The authors declare no conflicts of interest. We also confirm that we have read the Journal's position on issues involved in ethical publication and affirm that this report is consistent with those guidelines.

Appendix A

Diagnosis of IGE was based on criteria provided by a number of authors (Aliberti et al., 1994; Bourgeois et al., 1987; Fernando-Dongas et al., 2000; Gelisse et al., 2001; Genton & Gelisse, 2001; Lancman et al., 1994; Panayiotopoulos, 1989, 2005; Resor & Resor, 1990; Sadleir et al., 2009; Szaflarski, 2004; Szaflarski et al., 2010a,b):

Inclusion criteria:

  1. History of two or more unprovoked seizures;
  2. Clinical criteria of myoclonic jerks, typical absence seizures, and/or generalized tonic–clonic seizures;
  3. Typical for IGE syndrome age of seizure onset;
  4. For JME, circadian distribution of myoclonic jerks (on awakening) and characteristic precipitating factors such as sleep deprivation and/or alcohol consumption;
  5. Normal general and neurologic examination;
  6. Normal structural 1.5T or 3T MRI;
  7. Characteristic, abnormal EEG with GSWDs and poly-SWDs with bifrontal predominance at a frequency of 3–6 Hz superimposed on a normal background;
  8. Provision of a written informed consent by the subject (in case of minors—assent by the subject and written consent by the parent/guardian);
  9. Age between 15 and 65.

Exclusion criteria:

  1. Underlying degenerative or metabolic disorders or supervening medical illness;
  2. Abnormal general or neurologic examination;
  3. Abnormal MRI of the brain;
  4. Alcohol/drug abuse, medication noncompliance, lack of sleep hygiene, etc., leading to “VPA pseudo-resistance”;
  5. Severe depression or other psychiatric disorders (e.g., psychosis) determined based on the previous medical history and/or the results of psychiatric consultation/follow-up;
  6. Positive pregnancy test;
  7. Any contraindication to an MRI scan at 4T;
  8. Mental handicap (full-scale intelligence quotient [FSIQ] < 80 if tested in the Epilepsy Monitoring Unit) or history of special education and/or not being able to finish high school.
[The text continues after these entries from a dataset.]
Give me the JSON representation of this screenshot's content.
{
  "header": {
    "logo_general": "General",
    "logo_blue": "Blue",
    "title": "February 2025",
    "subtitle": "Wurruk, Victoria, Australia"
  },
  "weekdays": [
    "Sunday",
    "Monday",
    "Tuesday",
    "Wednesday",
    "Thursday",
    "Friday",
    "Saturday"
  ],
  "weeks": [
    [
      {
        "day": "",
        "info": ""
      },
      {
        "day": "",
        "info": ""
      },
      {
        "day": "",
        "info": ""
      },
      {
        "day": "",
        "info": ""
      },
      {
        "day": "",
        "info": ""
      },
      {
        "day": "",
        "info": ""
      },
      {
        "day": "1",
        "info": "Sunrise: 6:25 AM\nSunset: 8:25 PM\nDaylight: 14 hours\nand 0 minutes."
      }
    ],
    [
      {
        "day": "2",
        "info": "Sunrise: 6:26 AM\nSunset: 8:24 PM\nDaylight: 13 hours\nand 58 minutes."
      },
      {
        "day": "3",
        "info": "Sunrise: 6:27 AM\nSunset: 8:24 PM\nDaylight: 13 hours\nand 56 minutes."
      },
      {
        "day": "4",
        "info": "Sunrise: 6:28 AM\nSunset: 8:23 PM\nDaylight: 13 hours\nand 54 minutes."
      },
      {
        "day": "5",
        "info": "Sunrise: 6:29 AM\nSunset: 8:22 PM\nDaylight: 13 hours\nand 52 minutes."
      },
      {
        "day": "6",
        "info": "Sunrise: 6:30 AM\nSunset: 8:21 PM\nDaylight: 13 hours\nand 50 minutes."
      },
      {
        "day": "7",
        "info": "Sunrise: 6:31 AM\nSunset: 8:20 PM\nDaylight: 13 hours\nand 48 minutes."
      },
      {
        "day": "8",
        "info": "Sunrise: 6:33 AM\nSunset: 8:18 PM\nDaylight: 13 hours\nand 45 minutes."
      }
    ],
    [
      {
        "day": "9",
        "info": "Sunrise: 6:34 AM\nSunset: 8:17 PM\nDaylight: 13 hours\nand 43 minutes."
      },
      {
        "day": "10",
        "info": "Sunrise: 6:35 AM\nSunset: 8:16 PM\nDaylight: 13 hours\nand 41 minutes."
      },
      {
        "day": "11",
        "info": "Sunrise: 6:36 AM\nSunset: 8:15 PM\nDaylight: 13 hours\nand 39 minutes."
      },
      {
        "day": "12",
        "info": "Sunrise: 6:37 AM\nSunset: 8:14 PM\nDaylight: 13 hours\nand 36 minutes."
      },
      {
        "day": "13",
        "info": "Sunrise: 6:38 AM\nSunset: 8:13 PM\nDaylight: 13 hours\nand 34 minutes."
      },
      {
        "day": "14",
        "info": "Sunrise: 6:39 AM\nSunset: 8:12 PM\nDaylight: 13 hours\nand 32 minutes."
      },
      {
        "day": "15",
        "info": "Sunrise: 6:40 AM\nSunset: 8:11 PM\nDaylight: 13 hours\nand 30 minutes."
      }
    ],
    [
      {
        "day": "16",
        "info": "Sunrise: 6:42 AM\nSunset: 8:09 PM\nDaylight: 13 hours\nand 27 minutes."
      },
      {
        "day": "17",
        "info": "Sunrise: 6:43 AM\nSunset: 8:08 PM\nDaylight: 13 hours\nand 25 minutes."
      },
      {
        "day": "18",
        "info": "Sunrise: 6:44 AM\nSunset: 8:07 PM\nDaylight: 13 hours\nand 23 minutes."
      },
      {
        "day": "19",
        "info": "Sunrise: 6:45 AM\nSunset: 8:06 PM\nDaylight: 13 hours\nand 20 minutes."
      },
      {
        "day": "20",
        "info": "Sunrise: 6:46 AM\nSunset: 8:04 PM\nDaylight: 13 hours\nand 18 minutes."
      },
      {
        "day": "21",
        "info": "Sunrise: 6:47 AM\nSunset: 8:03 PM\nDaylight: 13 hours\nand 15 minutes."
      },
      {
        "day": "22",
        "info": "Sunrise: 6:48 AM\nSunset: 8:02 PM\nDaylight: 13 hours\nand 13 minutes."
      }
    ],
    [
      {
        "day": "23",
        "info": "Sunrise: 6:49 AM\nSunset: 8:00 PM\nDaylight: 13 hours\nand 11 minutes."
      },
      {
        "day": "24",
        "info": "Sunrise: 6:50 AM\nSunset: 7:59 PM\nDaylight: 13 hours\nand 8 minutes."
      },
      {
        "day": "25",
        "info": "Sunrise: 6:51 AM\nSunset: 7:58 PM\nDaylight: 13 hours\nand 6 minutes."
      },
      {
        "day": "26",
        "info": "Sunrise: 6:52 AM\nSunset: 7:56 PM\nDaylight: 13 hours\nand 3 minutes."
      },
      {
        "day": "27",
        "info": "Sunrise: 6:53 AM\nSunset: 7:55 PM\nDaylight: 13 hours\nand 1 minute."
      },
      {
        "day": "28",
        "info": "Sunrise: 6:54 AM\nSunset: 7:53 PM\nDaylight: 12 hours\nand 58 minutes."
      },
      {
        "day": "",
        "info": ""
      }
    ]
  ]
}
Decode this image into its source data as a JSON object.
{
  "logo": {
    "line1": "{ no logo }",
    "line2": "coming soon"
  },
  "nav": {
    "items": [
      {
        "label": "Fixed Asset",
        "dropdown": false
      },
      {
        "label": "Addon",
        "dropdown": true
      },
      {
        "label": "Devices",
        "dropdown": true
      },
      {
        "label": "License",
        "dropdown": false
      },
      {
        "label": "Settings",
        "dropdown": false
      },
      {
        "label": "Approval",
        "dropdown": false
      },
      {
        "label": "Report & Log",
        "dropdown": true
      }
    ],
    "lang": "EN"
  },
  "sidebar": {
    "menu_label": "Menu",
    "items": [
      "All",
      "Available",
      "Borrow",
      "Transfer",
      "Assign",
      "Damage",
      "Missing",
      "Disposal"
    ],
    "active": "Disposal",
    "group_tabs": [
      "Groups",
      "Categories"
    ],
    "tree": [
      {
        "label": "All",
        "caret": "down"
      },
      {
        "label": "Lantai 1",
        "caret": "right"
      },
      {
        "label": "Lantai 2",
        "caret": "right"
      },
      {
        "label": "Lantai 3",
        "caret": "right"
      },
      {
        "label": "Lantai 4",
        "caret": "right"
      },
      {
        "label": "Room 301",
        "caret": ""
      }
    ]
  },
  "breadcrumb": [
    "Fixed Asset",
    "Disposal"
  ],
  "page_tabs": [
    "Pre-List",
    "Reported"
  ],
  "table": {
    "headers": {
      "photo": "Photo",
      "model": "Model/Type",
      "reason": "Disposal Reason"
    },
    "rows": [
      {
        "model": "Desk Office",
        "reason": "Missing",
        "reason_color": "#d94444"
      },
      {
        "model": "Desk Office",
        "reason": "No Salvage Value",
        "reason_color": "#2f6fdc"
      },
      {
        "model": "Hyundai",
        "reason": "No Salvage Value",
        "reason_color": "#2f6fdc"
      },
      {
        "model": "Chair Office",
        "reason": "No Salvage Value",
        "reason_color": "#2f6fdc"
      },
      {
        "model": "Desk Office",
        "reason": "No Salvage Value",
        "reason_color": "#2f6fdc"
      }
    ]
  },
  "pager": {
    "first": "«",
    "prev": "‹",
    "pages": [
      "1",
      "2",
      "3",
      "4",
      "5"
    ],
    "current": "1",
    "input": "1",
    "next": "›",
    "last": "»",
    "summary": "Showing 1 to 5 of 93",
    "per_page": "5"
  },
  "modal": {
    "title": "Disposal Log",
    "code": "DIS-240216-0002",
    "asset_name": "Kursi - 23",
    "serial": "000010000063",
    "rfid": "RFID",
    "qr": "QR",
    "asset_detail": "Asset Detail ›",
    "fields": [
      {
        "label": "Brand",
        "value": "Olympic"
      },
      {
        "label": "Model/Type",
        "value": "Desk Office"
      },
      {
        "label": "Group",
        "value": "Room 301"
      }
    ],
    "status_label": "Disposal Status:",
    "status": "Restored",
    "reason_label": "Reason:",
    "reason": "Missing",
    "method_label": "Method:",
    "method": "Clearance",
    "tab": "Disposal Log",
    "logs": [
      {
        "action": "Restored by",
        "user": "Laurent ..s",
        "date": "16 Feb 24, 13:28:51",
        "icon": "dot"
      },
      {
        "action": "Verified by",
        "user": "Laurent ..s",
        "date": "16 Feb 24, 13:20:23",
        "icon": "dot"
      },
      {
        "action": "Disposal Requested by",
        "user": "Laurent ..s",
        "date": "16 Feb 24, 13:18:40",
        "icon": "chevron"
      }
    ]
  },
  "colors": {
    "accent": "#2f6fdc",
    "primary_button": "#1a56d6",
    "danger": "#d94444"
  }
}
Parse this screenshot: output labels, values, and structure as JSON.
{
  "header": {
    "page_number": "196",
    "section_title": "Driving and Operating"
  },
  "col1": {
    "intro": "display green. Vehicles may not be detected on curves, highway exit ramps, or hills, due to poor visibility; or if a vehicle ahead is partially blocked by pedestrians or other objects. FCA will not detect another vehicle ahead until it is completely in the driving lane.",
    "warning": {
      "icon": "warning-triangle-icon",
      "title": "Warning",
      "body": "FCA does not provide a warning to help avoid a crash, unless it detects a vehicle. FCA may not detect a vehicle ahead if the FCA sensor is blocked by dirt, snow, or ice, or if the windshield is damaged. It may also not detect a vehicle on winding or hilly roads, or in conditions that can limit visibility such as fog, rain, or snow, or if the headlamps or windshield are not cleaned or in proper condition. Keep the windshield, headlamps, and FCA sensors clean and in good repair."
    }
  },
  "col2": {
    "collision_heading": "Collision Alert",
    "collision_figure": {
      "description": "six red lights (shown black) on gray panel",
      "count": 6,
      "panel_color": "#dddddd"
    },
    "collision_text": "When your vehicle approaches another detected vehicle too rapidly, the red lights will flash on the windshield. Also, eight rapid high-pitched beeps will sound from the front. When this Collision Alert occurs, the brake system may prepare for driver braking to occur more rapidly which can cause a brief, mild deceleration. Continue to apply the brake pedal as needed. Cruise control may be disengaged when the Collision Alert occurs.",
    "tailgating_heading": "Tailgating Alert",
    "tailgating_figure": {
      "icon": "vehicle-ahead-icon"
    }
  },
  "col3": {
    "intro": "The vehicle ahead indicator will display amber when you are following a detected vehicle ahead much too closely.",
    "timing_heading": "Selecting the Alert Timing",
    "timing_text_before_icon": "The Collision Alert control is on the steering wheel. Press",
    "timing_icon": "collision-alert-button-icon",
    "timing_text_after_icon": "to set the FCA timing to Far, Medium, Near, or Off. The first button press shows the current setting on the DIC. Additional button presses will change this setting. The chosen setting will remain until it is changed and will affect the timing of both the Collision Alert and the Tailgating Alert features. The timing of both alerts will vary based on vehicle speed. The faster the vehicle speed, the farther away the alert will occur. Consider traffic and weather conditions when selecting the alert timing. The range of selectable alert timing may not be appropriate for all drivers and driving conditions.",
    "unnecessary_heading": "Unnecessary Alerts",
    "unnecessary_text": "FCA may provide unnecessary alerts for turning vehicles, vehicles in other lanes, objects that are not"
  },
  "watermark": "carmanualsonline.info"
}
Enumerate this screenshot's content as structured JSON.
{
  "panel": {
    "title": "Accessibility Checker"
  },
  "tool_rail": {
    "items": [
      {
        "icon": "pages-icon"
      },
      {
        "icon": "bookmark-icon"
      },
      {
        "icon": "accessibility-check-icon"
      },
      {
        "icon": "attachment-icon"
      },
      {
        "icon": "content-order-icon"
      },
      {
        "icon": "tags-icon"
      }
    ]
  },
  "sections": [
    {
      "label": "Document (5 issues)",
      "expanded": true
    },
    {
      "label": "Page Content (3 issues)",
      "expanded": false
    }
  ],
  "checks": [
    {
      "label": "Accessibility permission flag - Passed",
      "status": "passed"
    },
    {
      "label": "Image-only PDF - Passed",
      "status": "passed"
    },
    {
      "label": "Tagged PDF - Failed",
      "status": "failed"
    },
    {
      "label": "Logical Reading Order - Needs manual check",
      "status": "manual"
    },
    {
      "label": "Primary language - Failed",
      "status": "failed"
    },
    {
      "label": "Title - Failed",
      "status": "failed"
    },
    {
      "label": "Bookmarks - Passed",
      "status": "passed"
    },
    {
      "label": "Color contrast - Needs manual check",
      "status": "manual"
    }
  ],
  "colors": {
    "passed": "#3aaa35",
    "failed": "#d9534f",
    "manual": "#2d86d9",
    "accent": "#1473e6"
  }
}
Definitions of VPA-responsive and VPA-resistant IGE are based on the available literature (Aliberti et al., 1994; Bourgeois et al., 1987; Fernando-Dongas et al., 2000; Gelisse et al., 2001; Genton and Gelisse, 2001; Lancman et al., 1994; Panayiotopoulos, 1989; Panayiotopoulos, 2005; Resor and Resor, 1990; Sadleir et al., 2009; Szaflarski, 2004; Szaflarski et al., 2010a,b). They are as follows:

Definition of VPA-response (good response):

  1. Meeting inclusion criteria for IGE as described above;
  2. Achievement of seizure freedom within 1 year of initiating therapy with valproate (usually seizure freedom will have been obtained in a shorter time frame);
  3. Documentation of a minimum valproate serum level of 30 µg/ml while seizure free;
  4. Sustained seizure freedom for at least 3 months.

Definition of VPA-resistance (poor response):

  1. Meeting inclusion criteria for IGE as described above;
  2. One or more seizures with a documented valproate serum level of >70 µg/ml, and without evidence of a significant proximate cause for the seizure such as head trauma with loss of consciousness or central nervous system infection.